Photo from usdagov on Flickr.
Amidst farmer concerns about data collection by agricultural technology companies, agrochemical and seed giant DuPont on August 9th agreed to buy software company Granular Inc. for $300 million. With the deal, DuPont greatly increases its ability to collect detailed data on the operations of individual farms.
Granular and other farm data companies collect information on farming activities, which they then aggregate and analyze. Farmers, in theory, could benefit from such aggregation by receiving reports that help them increase their yields and to decide when is the best time to harvest.
But Terry Griffin, an assistant professor at Kansas State University whose research focuses on agricultural technology and big data, says that data companies stand to benefit far more than the farmers themselves, and sometimes at the expense of the farmers.
The data companies, he says, could use the information they gather to market more products to farmers, or to speculate on commodity markets. Longer term, Griffin says, the rise of these new data companies could threaten the traditional role the Department of Agriculture has played in providing “accurate and timely information on commodity yield forecasts,” available to all farmers for free.
Data companies, Griffin says, could also “replace” at least a large portion of what the USDA’s National Agricultural Statistics Service does.

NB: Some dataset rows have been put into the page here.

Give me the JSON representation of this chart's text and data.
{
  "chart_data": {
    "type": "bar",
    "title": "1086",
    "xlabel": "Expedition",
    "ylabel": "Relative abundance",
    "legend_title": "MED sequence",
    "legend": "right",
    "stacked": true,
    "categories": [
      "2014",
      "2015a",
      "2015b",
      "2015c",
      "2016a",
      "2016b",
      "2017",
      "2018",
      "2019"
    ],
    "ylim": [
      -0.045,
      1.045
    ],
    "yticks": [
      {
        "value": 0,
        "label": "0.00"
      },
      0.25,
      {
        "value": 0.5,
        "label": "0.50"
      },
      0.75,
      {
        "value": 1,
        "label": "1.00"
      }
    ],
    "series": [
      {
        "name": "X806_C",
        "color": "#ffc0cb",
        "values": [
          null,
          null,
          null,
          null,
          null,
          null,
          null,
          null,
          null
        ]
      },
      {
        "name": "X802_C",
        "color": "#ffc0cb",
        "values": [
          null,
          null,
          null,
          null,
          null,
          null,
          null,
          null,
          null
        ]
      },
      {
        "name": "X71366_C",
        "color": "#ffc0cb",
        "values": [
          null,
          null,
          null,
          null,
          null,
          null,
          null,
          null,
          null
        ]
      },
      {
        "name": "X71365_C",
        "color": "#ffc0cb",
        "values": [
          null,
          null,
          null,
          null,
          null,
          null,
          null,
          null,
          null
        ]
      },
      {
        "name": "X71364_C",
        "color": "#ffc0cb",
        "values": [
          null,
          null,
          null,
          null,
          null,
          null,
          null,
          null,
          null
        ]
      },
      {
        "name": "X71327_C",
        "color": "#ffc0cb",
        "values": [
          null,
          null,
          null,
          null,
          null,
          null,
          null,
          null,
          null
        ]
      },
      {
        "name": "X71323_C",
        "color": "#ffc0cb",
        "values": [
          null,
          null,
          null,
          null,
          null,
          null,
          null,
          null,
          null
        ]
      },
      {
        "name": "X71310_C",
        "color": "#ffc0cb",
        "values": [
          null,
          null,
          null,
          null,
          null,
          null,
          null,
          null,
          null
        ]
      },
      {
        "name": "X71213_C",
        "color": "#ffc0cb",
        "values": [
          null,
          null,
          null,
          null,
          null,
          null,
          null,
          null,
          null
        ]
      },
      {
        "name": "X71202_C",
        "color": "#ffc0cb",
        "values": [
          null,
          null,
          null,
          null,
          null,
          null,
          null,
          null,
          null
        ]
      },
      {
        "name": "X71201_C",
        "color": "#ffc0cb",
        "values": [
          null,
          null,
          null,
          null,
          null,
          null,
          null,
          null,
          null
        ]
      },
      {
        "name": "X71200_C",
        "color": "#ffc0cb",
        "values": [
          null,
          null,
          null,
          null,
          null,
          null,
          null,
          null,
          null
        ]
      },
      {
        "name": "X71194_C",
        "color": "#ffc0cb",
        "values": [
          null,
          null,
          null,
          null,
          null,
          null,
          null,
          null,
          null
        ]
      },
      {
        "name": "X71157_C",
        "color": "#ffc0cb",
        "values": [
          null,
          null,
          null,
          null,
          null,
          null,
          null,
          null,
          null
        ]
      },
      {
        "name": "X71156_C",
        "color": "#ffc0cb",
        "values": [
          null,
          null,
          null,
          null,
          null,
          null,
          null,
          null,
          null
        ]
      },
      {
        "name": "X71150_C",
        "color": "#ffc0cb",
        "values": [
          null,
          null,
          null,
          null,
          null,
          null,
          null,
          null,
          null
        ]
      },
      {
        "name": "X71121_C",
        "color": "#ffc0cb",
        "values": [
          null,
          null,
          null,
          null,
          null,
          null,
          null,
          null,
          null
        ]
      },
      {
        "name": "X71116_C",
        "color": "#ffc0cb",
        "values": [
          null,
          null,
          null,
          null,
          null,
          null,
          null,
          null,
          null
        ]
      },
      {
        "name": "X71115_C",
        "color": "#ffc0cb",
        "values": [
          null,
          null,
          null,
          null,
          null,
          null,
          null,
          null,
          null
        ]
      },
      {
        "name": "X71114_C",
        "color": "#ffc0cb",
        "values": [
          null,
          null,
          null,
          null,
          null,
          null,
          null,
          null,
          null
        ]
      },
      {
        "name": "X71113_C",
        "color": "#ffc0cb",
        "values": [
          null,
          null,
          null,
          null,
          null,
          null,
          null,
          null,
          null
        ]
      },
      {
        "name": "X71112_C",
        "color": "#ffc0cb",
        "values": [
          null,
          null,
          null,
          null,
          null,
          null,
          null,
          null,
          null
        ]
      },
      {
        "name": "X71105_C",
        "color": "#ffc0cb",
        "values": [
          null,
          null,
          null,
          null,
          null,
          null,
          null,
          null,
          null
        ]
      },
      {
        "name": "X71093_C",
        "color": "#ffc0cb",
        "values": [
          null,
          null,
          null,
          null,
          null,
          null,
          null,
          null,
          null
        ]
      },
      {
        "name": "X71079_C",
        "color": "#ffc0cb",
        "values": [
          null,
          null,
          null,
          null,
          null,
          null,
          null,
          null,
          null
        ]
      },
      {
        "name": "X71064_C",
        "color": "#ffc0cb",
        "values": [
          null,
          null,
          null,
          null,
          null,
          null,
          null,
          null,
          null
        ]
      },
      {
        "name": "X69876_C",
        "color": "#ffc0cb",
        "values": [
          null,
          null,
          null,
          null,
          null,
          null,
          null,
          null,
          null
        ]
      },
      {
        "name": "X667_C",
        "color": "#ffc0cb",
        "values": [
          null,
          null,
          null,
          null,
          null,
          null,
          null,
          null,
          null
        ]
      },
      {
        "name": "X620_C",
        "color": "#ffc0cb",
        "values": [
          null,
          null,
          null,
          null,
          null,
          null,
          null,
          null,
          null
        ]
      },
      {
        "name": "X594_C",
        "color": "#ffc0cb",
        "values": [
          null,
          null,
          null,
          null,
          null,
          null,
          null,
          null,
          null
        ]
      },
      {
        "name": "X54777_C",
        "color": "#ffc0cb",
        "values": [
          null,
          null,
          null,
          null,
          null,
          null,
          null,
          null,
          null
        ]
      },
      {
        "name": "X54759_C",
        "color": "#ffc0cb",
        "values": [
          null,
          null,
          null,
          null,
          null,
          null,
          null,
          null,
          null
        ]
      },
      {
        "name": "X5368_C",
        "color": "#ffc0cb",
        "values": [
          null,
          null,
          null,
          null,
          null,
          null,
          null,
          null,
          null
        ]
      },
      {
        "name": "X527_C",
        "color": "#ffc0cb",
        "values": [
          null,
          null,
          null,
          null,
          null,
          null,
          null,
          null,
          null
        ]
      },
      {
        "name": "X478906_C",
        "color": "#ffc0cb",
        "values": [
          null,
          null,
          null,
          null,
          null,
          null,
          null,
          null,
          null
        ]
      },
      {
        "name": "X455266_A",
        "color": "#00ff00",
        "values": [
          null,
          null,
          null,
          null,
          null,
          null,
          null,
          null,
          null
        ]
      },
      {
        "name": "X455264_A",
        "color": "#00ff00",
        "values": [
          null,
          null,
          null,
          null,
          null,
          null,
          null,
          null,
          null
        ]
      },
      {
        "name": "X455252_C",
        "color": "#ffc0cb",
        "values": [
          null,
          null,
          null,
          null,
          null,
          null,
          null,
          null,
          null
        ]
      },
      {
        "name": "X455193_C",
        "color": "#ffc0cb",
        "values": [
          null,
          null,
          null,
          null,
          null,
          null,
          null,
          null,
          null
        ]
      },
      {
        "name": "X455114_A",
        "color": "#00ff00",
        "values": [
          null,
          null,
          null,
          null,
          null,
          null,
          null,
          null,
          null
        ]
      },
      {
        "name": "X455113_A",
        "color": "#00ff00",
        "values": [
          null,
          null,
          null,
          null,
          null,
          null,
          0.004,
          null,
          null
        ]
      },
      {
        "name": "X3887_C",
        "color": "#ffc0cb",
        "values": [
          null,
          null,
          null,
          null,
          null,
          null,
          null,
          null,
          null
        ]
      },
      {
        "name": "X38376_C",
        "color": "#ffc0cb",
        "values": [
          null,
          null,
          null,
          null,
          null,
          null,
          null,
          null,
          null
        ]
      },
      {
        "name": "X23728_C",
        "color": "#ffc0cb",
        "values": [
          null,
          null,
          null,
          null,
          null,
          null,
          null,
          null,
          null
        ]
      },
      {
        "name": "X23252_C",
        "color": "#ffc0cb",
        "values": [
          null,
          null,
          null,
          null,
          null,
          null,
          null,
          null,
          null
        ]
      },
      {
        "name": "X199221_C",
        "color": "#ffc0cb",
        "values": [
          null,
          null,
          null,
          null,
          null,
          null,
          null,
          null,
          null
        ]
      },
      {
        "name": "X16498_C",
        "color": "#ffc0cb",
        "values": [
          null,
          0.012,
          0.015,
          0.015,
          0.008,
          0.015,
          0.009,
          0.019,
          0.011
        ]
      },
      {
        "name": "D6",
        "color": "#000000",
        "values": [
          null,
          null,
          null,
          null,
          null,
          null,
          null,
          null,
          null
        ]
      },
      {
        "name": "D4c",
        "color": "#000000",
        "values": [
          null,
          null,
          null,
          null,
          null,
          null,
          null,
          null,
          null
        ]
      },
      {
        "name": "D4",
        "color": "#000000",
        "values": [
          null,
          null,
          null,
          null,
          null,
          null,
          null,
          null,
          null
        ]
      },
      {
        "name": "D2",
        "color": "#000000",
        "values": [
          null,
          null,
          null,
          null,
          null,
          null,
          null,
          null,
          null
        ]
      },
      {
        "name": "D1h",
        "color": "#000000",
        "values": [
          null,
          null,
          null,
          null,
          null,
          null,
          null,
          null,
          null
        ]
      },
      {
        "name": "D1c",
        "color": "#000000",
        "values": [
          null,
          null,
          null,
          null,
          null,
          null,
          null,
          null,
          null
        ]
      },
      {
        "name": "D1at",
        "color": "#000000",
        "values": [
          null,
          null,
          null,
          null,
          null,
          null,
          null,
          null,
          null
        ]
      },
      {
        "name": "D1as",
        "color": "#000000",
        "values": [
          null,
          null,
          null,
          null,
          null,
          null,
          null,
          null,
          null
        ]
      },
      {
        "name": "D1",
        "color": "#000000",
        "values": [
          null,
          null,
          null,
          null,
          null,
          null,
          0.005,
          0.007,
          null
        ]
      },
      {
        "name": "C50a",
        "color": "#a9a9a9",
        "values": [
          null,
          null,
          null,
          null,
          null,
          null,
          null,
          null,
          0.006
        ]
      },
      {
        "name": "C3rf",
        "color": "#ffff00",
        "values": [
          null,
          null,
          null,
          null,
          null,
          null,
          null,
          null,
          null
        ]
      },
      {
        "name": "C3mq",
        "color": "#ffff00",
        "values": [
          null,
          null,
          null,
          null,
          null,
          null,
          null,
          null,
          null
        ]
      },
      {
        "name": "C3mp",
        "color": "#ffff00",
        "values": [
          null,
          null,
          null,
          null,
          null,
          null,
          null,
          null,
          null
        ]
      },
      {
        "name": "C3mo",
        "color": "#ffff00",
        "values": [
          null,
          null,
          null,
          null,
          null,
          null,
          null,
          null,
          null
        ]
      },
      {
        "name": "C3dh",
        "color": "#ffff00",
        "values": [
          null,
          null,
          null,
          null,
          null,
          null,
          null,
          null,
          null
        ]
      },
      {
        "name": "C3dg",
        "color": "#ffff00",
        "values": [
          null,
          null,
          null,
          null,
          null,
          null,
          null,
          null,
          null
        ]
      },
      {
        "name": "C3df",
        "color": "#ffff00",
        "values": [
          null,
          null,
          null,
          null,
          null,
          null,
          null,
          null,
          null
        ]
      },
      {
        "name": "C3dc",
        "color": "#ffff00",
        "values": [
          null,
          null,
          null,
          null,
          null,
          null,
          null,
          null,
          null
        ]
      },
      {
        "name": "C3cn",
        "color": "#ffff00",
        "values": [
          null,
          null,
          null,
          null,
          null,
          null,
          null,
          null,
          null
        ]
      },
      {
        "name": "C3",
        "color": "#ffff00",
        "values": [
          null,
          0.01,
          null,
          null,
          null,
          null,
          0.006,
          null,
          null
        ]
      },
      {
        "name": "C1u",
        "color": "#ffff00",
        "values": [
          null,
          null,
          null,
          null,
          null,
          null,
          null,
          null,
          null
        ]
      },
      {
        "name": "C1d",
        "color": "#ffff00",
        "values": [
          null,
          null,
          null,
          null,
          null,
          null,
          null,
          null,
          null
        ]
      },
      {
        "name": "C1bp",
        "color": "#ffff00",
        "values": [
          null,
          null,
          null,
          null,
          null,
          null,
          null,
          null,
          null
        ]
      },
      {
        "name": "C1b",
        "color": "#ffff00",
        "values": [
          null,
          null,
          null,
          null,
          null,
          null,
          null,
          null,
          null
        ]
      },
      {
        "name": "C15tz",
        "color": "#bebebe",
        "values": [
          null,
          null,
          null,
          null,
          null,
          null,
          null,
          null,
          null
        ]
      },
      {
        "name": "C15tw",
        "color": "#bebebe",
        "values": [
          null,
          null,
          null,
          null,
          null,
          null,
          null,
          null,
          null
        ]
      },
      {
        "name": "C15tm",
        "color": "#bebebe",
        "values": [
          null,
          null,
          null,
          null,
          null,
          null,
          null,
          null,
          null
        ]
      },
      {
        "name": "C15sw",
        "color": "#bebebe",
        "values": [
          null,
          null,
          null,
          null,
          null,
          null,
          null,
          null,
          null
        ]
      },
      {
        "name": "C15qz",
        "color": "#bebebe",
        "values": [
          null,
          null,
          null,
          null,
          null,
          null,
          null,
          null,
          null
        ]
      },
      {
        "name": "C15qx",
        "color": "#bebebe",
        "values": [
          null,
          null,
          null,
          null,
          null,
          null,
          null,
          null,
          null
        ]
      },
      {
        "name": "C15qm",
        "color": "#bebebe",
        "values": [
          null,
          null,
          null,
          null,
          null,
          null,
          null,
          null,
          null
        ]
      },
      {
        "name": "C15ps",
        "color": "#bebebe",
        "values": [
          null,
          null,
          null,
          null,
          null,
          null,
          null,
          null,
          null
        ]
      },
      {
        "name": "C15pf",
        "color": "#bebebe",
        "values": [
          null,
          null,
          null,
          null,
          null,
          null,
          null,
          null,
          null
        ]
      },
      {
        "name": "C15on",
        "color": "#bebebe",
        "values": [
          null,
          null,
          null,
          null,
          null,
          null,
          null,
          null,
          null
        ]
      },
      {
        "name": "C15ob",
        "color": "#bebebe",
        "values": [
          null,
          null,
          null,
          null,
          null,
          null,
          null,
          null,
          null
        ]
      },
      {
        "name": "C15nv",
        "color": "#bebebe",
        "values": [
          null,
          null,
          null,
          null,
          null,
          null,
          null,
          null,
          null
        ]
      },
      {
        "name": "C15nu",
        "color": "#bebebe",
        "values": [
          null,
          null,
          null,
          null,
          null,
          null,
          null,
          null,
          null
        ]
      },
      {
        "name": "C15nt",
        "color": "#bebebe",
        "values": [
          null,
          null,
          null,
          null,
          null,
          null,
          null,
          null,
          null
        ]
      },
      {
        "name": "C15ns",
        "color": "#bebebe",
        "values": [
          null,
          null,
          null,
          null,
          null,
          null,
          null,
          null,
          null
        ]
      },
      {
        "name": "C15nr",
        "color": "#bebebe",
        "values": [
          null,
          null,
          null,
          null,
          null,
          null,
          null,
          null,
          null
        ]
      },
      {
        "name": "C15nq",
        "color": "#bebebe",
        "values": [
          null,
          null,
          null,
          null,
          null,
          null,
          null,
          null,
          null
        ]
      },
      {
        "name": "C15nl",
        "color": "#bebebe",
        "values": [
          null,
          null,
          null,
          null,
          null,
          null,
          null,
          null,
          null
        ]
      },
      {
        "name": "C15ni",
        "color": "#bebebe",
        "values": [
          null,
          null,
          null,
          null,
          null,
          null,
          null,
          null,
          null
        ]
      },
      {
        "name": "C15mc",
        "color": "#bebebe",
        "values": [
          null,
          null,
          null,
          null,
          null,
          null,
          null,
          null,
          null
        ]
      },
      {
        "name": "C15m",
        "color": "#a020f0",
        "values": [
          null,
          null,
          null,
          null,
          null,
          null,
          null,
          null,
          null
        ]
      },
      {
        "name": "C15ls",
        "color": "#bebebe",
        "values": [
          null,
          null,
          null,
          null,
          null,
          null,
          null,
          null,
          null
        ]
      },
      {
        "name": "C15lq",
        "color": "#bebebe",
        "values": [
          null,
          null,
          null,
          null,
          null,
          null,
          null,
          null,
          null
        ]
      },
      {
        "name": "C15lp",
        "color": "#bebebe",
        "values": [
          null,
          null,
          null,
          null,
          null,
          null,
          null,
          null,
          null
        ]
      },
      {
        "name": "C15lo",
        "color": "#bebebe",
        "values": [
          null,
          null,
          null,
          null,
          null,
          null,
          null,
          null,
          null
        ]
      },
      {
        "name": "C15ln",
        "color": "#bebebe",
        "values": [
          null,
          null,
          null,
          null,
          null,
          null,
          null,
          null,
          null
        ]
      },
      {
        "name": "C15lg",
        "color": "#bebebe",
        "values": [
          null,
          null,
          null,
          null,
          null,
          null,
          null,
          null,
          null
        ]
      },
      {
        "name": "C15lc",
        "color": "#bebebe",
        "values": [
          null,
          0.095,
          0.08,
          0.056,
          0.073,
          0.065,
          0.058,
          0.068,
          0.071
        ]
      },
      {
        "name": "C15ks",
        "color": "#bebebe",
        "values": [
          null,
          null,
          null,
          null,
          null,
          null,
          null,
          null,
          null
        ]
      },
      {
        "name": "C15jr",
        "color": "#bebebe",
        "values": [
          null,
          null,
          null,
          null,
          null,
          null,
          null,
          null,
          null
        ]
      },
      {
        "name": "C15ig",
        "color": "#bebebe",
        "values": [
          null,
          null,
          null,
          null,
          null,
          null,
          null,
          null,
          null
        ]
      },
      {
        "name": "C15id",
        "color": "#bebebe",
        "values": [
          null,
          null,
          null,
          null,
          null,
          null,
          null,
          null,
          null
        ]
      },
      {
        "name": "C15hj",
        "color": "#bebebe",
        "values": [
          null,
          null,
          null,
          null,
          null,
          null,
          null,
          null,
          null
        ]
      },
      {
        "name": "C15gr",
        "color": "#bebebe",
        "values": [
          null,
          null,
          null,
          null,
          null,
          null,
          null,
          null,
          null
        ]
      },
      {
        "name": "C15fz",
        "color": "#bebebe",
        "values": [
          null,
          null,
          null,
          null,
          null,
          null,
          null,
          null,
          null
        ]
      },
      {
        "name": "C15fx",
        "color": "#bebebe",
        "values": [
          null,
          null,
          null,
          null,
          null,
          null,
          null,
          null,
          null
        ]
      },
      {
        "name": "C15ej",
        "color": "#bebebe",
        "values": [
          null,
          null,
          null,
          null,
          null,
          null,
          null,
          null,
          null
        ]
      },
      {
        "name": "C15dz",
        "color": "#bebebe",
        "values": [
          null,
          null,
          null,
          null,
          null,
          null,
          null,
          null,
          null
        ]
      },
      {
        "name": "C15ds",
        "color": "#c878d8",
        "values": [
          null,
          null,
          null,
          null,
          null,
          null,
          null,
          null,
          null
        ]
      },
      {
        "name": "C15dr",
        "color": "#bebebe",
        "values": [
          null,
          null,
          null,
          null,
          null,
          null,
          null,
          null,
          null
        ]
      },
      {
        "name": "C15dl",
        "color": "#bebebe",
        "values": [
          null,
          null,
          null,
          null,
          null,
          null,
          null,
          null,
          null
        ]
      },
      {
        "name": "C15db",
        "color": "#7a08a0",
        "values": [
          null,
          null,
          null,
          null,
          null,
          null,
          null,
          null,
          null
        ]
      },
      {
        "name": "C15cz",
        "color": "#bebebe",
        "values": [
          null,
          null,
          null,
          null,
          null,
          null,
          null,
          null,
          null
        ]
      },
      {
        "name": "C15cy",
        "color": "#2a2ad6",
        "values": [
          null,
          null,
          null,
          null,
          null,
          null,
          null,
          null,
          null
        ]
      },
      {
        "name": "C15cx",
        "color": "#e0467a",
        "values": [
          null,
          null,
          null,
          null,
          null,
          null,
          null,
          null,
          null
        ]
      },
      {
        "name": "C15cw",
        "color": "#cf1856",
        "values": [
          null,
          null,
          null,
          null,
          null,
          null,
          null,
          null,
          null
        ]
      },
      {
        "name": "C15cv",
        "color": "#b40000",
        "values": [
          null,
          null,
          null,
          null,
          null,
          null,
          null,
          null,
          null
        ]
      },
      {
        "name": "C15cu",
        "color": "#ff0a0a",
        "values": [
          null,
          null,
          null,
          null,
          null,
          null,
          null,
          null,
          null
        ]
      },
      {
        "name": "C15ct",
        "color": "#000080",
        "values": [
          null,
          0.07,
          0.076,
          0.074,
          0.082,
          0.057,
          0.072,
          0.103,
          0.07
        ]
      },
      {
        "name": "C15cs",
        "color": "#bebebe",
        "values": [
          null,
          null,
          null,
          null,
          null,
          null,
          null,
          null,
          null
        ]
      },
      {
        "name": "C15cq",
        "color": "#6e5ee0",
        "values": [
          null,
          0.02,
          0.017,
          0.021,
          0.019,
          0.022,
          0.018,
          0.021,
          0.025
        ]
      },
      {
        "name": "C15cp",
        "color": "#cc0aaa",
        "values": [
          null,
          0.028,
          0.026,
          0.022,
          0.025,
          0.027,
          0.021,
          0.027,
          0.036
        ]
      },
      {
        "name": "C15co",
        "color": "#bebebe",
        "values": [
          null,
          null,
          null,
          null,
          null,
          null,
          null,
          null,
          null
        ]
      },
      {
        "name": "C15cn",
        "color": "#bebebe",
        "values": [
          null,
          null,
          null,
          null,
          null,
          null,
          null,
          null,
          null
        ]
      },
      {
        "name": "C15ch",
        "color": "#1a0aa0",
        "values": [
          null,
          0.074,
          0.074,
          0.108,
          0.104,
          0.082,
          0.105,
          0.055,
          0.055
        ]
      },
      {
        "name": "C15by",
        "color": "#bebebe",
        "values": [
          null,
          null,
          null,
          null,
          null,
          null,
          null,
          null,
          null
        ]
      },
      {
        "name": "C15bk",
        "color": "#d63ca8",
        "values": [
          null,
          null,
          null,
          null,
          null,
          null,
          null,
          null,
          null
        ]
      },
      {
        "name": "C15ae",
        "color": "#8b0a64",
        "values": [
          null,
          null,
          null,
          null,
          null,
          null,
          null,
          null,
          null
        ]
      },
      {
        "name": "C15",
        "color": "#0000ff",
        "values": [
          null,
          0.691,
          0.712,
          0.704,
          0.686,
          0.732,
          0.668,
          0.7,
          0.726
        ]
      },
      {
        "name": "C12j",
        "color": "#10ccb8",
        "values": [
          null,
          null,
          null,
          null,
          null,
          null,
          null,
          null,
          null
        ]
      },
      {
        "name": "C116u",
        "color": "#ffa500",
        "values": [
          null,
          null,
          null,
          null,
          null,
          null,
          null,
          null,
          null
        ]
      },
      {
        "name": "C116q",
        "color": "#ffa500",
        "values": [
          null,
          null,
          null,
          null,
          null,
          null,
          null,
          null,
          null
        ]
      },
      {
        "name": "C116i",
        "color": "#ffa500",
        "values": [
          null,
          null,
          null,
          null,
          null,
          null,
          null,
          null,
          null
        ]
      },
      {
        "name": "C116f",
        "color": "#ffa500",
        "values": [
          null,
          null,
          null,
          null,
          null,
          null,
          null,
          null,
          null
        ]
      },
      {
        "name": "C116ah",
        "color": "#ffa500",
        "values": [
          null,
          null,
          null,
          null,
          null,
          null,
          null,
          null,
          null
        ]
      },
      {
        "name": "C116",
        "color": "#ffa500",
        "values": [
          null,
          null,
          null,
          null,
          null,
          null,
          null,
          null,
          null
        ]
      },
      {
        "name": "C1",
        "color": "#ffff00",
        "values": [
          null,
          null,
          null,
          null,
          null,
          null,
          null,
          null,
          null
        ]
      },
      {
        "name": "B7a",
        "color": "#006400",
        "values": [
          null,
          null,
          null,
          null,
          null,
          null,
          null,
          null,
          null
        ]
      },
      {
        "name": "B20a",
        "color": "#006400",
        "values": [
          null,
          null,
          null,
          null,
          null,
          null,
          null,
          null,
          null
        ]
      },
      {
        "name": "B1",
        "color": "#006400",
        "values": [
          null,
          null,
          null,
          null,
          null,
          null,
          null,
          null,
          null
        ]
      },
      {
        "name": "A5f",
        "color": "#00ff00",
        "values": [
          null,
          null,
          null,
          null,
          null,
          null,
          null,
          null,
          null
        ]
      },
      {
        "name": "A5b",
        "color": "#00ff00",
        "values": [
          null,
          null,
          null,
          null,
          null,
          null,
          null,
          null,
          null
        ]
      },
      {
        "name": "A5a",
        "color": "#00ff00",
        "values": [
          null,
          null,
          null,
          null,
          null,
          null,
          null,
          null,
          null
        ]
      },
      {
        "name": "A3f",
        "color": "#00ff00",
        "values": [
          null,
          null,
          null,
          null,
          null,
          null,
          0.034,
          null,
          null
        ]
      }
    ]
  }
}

Many farmers worry that big technology companies will sell their data to competitors, or use it to offer them different prices for seeds than their neighbors. Others are generally alarmed at the idea of giving away their trade secrets, and concerned about the opacity surrounding who has access to the data collected on their farms.
To address these security concerns, the National Farmers Union, the American Farm Bureau Federation and several commodity groups, including the National Corn Growers Association and the American Soybean Association, in 2014 wrote the Privacy and Security Principles for Farm Data. Signatories to the principles are expected to collect data only when farmers explicitly approve, can’t sell farmers’ data without permission, and should make contracts clear and understandable to farmers. As of April 2016, companies such as Dow, DuPont, Granular, and John Deere had signed on to the principles.
That same coalition of farm and commodity groups also worked to establish the Ag Data Transparency Evaluator, a tool that allows farmers to better understand ag data companies’ practices. Today, nine companies have been certified “Ag Data Transparent,” including Granular. Granular’s farm management software is used on roughly 250 farms in the U.S.
But a May 2016 survey of about 400 farmers by the Farm Bureau found that 77 percent of farmers were still concerned about who could access their farm data, and almost 60 percent didn’t know whether data collected from their farms was being used by manufacturers to market products back to them.
Zack Clark, the director of government relations for the National Farmers Union, says that as the Big Data sector continues to grow, farmers have to have more of a say in how their data is used. “It’s [the farmers’] data, and we want them to have control over it,” he says. “If people are extracting value out of this data, farmers should benefit from it.” But the Privacy and Security Principles remain voluntary and are difficult to enforce.
Monsanto led the way into Big Data 2013 with its $900 million acquisitionof The Climate Corporation, a data analytics firm. Also that year, DuPont Pioneer and John Deere launched a partnership that linked John Deere’s tractors with Pioneer’s data services. In 2015, Syngenta purchased Ag Connections, a data analytics firm whose software integrates with John Deere and other manufacturers.
DuPont will merge later this month with Dow Chemical in a $130 billion deal. The merger is one of three mega-deals in the agrochemical space, joining Bayer’s acquisition of Monsanto and ChemChina’s acquisition of Syngenta. The latter deals were both approved by the Department of Justice and Federal Trade Commission this spring.